Depuis cette proposition, de multiples dynamiques se sont enclenchées, par exemple des groupes de travail organisés par le Ministère de la Transition Ecologique sur l’adaptation des infrastructures critiques, des filières économiques ou encore des territoires. Le but est de préparer le 3ème Plan National d’Adaptation (PNACC) qui doit être adopté d’ici l’été et dont l’objectif est d’être plus concret et mieux approprié que ses prédécesseurs.
Ce plan atteindra son objectif s’il se donne les moyens de développer un véritable « réflexe adaptation », c’est-à-dire s’il permet que dans toutes les décisions prises à partir de maintenant – de construction, d’aménagement, de rénovation d’infrastructures, de définition des politiques relatives à l’eau, à la défense contre les feux de forêt, à la santé publique, à la prévention des inondations, etc. – prennent bien en considération les projections climatiques. La question qui a très vite surgit face à cette ambition est : combien cela coûte de se préparer à +4°C ? Or, comme le soulignait la Cour des Comptes dans son Rapport Public Annuel 2024 – il n’y a pas de réponse évidente.
L’Institut de l’Économie pour le Climat (I4CE), think-tank indépendant, a mené ces dernières années plusieurs évaluations des coûts pour l’adaptation au changement climatique pour la France.
D’abord dans une logique de besoins immédiats, I4CE a cherché à identifier les actions qui pourraient être portées dès aujourd’hui par l’Etat pour impulser des premières dynamiques d’adaptation. Il s’agit surtout de moyens humains et d’ingénierie pour se donner les moyens d’avancer dans l’objectivation des vulnérabilités et de préfigurer les différentes options pour s’adapter, mais aussi de financer des premières actions déjà identifiées.
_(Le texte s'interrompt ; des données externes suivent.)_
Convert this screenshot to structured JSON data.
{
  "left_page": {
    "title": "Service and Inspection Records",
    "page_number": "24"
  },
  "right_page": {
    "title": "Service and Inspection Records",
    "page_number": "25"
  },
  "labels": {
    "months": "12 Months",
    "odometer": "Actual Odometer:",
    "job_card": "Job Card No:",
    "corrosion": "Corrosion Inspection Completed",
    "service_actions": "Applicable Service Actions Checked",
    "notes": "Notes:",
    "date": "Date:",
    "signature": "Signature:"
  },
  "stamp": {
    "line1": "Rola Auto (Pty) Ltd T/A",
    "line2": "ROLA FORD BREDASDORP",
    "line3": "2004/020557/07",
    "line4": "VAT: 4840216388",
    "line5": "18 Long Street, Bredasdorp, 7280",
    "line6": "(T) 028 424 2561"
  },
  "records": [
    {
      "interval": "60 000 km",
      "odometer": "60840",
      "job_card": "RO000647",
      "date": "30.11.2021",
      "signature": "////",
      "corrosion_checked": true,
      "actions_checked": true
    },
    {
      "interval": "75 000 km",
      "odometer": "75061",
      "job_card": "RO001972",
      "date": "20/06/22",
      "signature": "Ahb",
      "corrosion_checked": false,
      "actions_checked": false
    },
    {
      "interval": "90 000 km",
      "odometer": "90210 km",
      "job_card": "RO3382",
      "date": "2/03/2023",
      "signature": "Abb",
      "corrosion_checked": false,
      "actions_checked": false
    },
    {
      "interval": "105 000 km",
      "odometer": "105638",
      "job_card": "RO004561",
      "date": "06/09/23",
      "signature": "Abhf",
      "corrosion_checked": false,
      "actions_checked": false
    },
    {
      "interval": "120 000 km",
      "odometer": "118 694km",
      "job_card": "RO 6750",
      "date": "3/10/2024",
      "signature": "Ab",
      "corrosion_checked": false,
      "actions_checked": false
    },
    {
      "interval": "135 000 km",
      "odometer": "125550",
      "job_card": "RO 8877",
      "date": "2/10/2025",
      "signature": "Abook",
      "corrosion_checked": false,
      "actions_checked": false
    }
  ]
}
Pour les stations de sport d’hiver, il s’agit à minima de pérenniser les dispositifs existants comme les crédits du Plan Avenir Montagnes arrivé à terme et de s’assurer que ceux-ci contribuent effectivement à l’adaptation au changement climatique (comme les crédits associés aux différents Plans Montagne des Régions).
Ensuite, en se projetant à plus long terme, I4CE s’est attaché à apporter des éléments de coût relatif à l’instauration de la trajectoire de réchauffement de référence dans trois secteurs qui illustrent parfaitement les grandes questions que posent l’adaptation : le bâtiment, les infrastructures de transport et l’agriculture. Si l’étude ne permet pas d’aboutir à un coût unique de l’adaptation pour chacun des secteurs (cf. paragraphe suivant), elle propose de premiers ordres de grandeur sous la forme de fourchettes. À titre d’exemple, pour les infrastructures de transport, l’adaptation des réseaux routiers et ferré pourrait nécessiter de plusieurs centaines de millions à plusieurs milliards d’euros d’investissement additionnels dans les prochaines décennies. Surtout, il s’agira de se donner les moyens de bien prendre en compte les changements climatiques dans les investissements déjà prévus et d’établir des priorités au sein des stratégies de gestion du patrimoine.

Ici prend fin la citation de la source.